On a daily basis, it seems to be pretty close. For example, from May 4th to May 5th, the VIX moved 11.4 percent, from 12.85 to 14.31.

If you deduct the 15 basis point fee, you have a gain of 11.25 percent, minus a management fee of roughly 0.0025 percent, the one-day cost of that annual 90 basis point fee, which gets you to 11.2475 percent.

VIX up 11.4 percent, you get 11.2475 percent. Not bad. Pretty close.

But that is for one day. The tracking error gets larger if you hold it for longer periods.

Suppose you invest $1,000 in the Up ETF (VXUP) on the 15th of the month and one month later the VIX is up 10 percent, so the value of the fund is $1,100.

Here's what you will have: 1) the $100 from a 10% gain, 2) whatever interest rate you get from short-term Treasuries (a few pennies), because the fund parks the cash here, 3) less the daily 15 basis point fee, which over thirty days would amount to $45, 4) minus the management fee of one-twelfth of 90 basis points, which is roughly $0.77, let's call it $1.

So you'd have a gain of roughly $100-$45-$1 = $54 or a roughly 5.4 percent gain.

That is not the same as a 10 percent gain, BUT you would get something that is directionally correct.

Bottom line: you'd have an index that tracks the VIX, but how closely depends on how long you hold it. You are paying a significant fee for the option-like privilege.

That sounds like an awful lot of fees, but when you compare how much is lost by the cost of carrying futures in the alternative products that use VIX futures, it may be worth it.

What does all this mean? You can definitely make money if you have a strong hunch that volatility is going to spike in some period in the not-too-distant future.
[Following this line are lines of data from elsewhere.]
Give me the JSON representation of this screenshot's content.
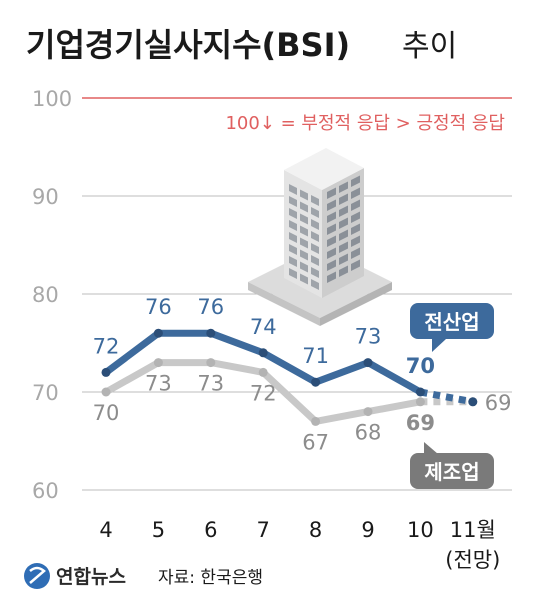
{
  "title": "기업경기실사지수(BSI)",
  "title_suffix": "추이",
  "reference_note": "100↓ = 부정적 응답 > 긍정적 응답",
  "logo_text": "연합뉴스",
  "source": "자료: 한국은행",
  "colors": {
    "all_industry": "#3d6a9c",
    "all_industry_label": "#3d6a9c",
    "manufacturing": "#c8c8c8",
    "manufacturing_label": "#8c8c8c",
    "reference_line": "#e06060",
    "note": "#e06060",
    "grid": "#bdbdbd",
    "badge_all": "#3d6a9c",
    "badge_mfg": "#7a7a7a"
  },
  "chart_data": {
    "type": "line",
    "categories": [
      "4",
      "5",
      "6",
      "7",
      "8",
      "9",
      "10",
      "11월"
    ],
    "category_sublabels": [
      "",
      "",
      "",
      "",
      "",
      "",
      "",
      "(전망)"
    ],
    "ylim": [
      60,
      100
    ],
    "yticks": [
      60,
      70,
      80,
      90,
      100
    ],
    "reference_value": 100,
    "grid": true,
    "series": [
      {
        "name": "전산업",
        "values": [
          72,
          76,
          76,
          74,
          71,
          73,
          70,
          69
        ],
        "labels": [
          "72",
          "76",
          "76",
          "74",
          "71",
          "73",
          "70",
          "69"
        ],
        "forecast_from_index": 6
      },
      {
        "name": "제조업",
        "values": [
          70,
          73,
          73,
          72,
          67,
          68,
          69,
          69
        ],
        "labels": [
          "70",
          "73",
          "73",
          "72",
          "67",
          "68",
          "69",
          ""
        ],
        "forecast_from_index": 6
      }
    ]
  }
}
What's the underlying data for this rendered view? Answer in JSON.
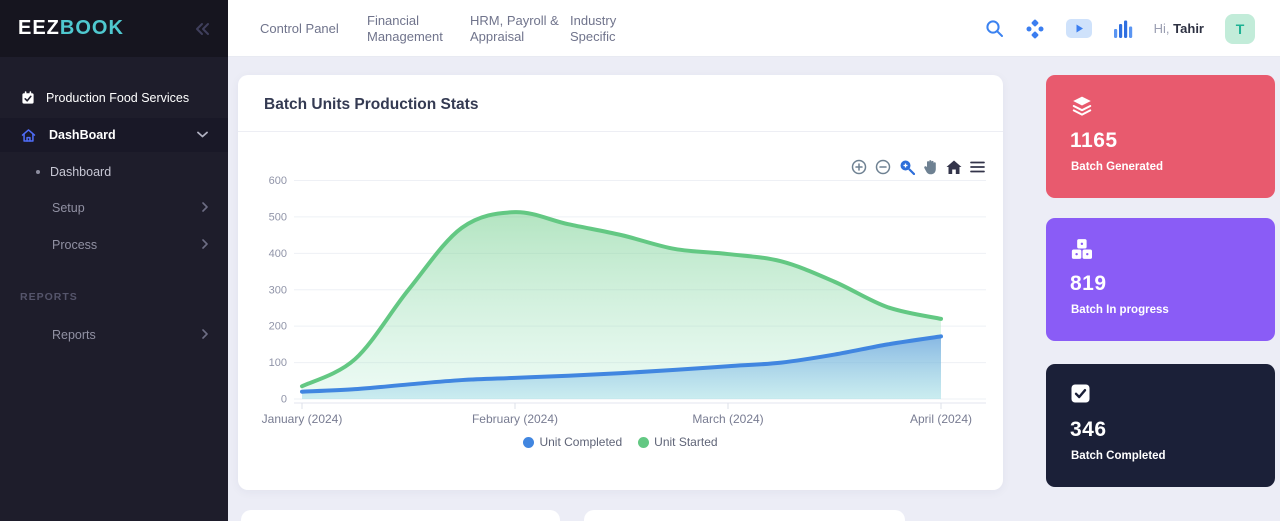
{
  "brand": {
    "name_primary": "EEZ",
    "name_accent": "BOOK",
    "accent_color": "#4fc8cf"
  },
  "sidebar": {
    "service_label": "Production Food Services",
    "menu": {
      "dashboard_parent": "DashBoard",
      "dashboard_child": "Dashboard",
      "setup": "Setup",
      "process": "Process",
      "section": "REPORTS",
      "reports": "Reports"
    }
  },
  "topbar": {
    "nav": [
      "Control Panel",
      "Financial Management",
      "HRM, Payroll & Appraisal",
      "Industry Specific"
    ],
    "greeting": "Hi,",
    "user": "Tahir",
    "avatar_initial": "T"
  },
  "chart_card": {
    "title": "Batch Units Production Stats"
  },
  "chart_data": {
    "type": "area",
    "title": "Batch Units Production Stats",
    "categories": [
      "January (2024)",
      "February (2024)",
      "March (2024)",
      "April (2024)"
    ],
    "category_positions": [
      0,
      1,
      2,
      3
    ],
    "x_unit": "month_index",
    "x": [
      0,
      0.25,
      0.5,
      0.75,
      1,
      1.25,
      1.5,
      1.75,
      2,
      2.25,
      2.5,
      2.75,
      3
    ],
    "series": [
      {
        "name": "Unit Completed",
        "color": "#4186e0",
        "fill_from": "rgba(65,134,224,0.55)",
        "fill_to": "rgba(152,216,233,0.40)",
        "values": [
          20,
          27,
          40,
          52,
          58,
          64,
          71,
          80,
          90,
          100,
          122,
          150,
          172
        ]
      },
      {
        "name": "Unit Started",
        "color": "#63c883",
        "fill_from": "rgba(104,202,132,0.50)",
        "fill_to": "rgba(188,238,216,0.28)",
        "values": [
          35,
          110,
          300,
          470,
          513,
          480,
          450,
          412,
          398,
          378,
          322,
          252,
          220
        ]
      }
    ],
    "ylim": [
      0,
      600
    ],
    "y_ticks": [
      0,
      100,
      200,
      300,
      400,
      500,
      600
    ],
    "grid": true,
    "legend_position": "bottom"
  },
  "stat_cards": [
    {
      "value": "1165",
      "label": "Batch Generated",
      "bg_color": "#e85a6e",
      "icon": "layers-icon"
    },
    {
      "value": "819",
      "label": "Batch In progress",
      "bg_color": "#8a5cf6",
      "icon": "dice-icon"
    },
    {
      "value": "346",
      "label": "Batch Completed",
      "bg_color": "#1b2038",
      "icon": "checkbox-icon"
    }
  ]
}
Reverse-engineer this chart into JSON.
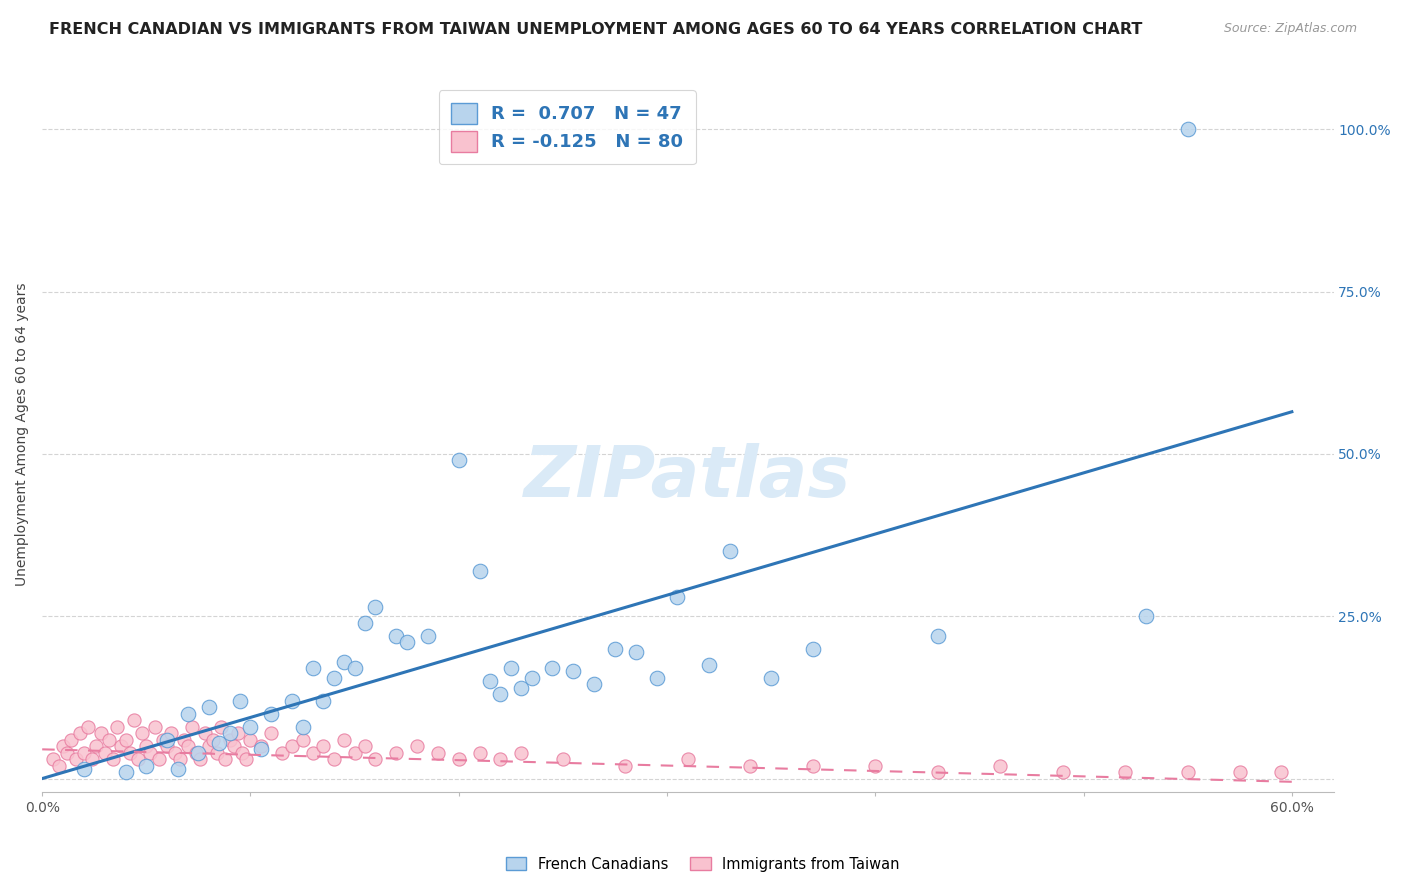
{
  "title": "FRENCH CANADIAN VS IMMIGRANTS FROM TAIWAN UNEMPLOYMENT AMONG AGES 60 TO 64 YEARS CORRELATION CHART",
  "source": "Source: ZipAtlas.com",
  "ylabel": "Unemployment Among Ages 60 to 64 years",
  "xlim": [
    0.0,
    0.62
  ],
  "ylim": [
    -0.02,
    1.08
  ],
  "xticks": [
    0.0,
    0.1,
    0.2,
    0.3,
    0.4,
    0.5,
    0.6
  ],
  "xticklabels_show": [
    "0.0%",
    "60.0%"
  ],
  "xticklabels_show_vals": [
    0.0,
    0.6
  ],
  "yticks": [
    0.0,
    0.25,
    0.5,
    0.75,
    1.0
  ],
  "yticklabels_right": [
    "",
    "25.0%",
    "50.0%",
    "75.0%",
    "100.0%"
  ],
  "legend1_label": "R =  0.707   N = 47",
  "legend2_label": "R = -0.125   N = 80",
  "legend1_facecolor": "#b8d4ed",
  "legend2_facecolor": "#f9c2cf",
  "blue_marker_face": "#b8d4ed",
  "blue_marker_edge": "#5b9bd5",
  "pink_marker_face": "#f9c2cf",
  "pink_marker_edge": "#e87ca0",
  "trendline_blue_color": "#2e75b6",
  "trendline_pink_color": "#e87ca0",
  "watermark": "ZIPatlas",
  "watermark_color": "#daeaf7",
  "blue_scatter_x": [
    0.02,
    0.04,
    0.05,
    0.06,
    0.065,
    0.07,
    0.075,
    0.08,
    0.085,
    0.09,
    0.095,
    0.1,
    0.105,
    0.11,
    0.12,
    0.125,
    0.13,
    0.135,
    0.14,
    0.145,
    0.15,
    0.155,
    0.16,
    0.17,
    0.175,
    0.185,
    0.2,
    0.21,
    0.215,
    0.22,
    0.225,
    0.23,
    0.235,
    0.245,
    0.255,
    0.265,
    0.275,
    0.285,
    0.295,
    0.305,
    0.32,
    0.33,
    0.35,
    0.37,
    0.43,
    0.53,
    0.55
  ],
  "blue_scatter_y": [
    0.015,
    0.01,
    0.02,
    0.06,
    0.015,
    0.1,
    0.04,
    0.11,
    0.055,
    0.07,
    0.12,
    0.08,
    0.045,
    0.1,
    0.12,
    0.08,
    0.17,
    0.12,
    0.155,
    0.18,
    0.17,
    0.24,
    0.265,
    0.22,
    0.21,
    0.22,
    0.49,
    0.32,
    0.15,
    0.13,
    0.17,
    0.14,
    0.155,
    0.17,
    0.165,
    0.145,
    0.2,
    0.195,
    0.155,
    0.28,
    0.175,
    0.35,
    0.155,
    0.2,
    0.22,
    0.25,
    1.0
  ],
  "pink_scatter_x": [
    0.005,
    0.008,
    0.01,
    0.012,
    0.014,
    0.016,
    0.018,
    0.02,
    0.022,
    0.024,
    0.026,
    0.028,
    0.03,
    0.032,
    0.034,
    0.036,
    0.038,
    0.04,
    0.042,
    0.044,
    0.046,
    0.048,
    0.05,
    0.052,
    0.054,
    0.056,
    0.058,
    0.06,
    0.062,
    0.064,
    0.066,
    0.068,
    0.07,
    0.072,
    0.074,
    0.076,
    0.078,
    0.08,
    0.082,
    0.084,
    0.086,
    0.088,
    0.09,
    0.092,
    0.094,
    0.096,
    0.098,
    0.1,
    0.105,
    0.11,
    0.115,
    0.12,
    0.125,
    0.13,
    0.135,
    0.14,
    0.145,
    0.15,
    0.155,
    0.16,
    0.17,
    0.18,
    0.19,
    0.2,
    0.21,
    0.22,
    0.23,
    0.25,
    0.28,
    0.31,
    0.34,
    0.37,
    0.4,
    0.43,
    0.46,
    0.49,
    0.52,
    0.55,
    0.575,
    0.595
  ],
  "pink_scatter_y": [
    0.03,
    0.02,
    0.05,
    0.04,
    0.06,
    0.03,
    0.07,
    0.04,
    0.08,
    0.03,
    0.05,
    0.07,
    0.04,
    0.06,
    0.03,
    0.08,
    0.05,
    0.06,
    0.04,
    0.09,
    0.03,
    0.07,
    0.05,
    0.04,
    0.08,
    0.03,
    0.06,
    0.05,
    0.07,
    0.04,
    0.03,
    0.06,
    0.05,
    0.08,
    0.04,
    0.03,
    0.07,
    0.05,
    0.06,
    0.04,
    0.08,
    0.03,
    0.06,
    0.05,
    0.07,
    0.04,
    0.03,
    0.06,
    0.05,
    0.07,
    0.04,
    0.05,
    0.06,
    0.04,
    0.05,
    0.03,
    0.06,
    0.04,
    0.05,
    0.03,
    0.04,
    0.05,
    0.04,
    0.03,
    0.04,
    0.03,
    0.04,
    0.03,
    0.02,
    0.03,
    0.02,
    0.02,
    0.02,
    0.01,
    0.02,
    0.01,
    0.01,
    0.01,
    0.01,
    0.01
  ],
  "blue_trendline_x": [
    0.0,
    0.6
  ],
  "blue_trendline_y": [
    0.0,
    0.565
  ],
  "pink_trendline_x": [
    0.0,
    0.6
  ],
  "pink_trendline_y": [
    0.045,
    -0.005
  ],
  "background_color": "#ffffff",
  "grid_color": "#d0d0d0",
  "title_fontsize": 11.5,
  "axis_label_fontsize": 10,
  "tick_fontsize": 10,
  "watermark_fontsize": 52,
  "source_fontsize": 9,
  "legend_fontsize": 13
}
But because of the costs and distributions, this is not something you would want to hold for any length of time. It's the kind of trade you would want to make a quick directional bet on.

Whaley agrees that this is for short-term trading bets, and in case you don't get this point, it's spelled out in the prospectus: "Investors who do not intend to actively manage and monitor their Fund investments at least as frequently as each distribution date should not buy shares of the Funds."

Whaley says he has plans to launch many other target spot indices—largely for commodity indices in oil, natural gas, agriculture, and metals.

These products should not need to have the "tail risk insurance premium" the VIX products have, and so they should more closely track the underlying indices, even over longer periods of time. That would be significant.

Is investing in volatility ever going to be an asset class that you can buy along with stocks, bonds, commodities? Tom Lydon, editor and publisher of ETF Trends, told me it might become an asset class if there was something available to buy that correlated to the VIX.

This may or may not be that instrument, but I am doubtful volatility will become a big asset class. What I do believe is that it can be a very useful tool to manage short-term risk, and that, as Whaley pointed out to me, has great value when markets change on a dime on geopolitical and macroeconomic events.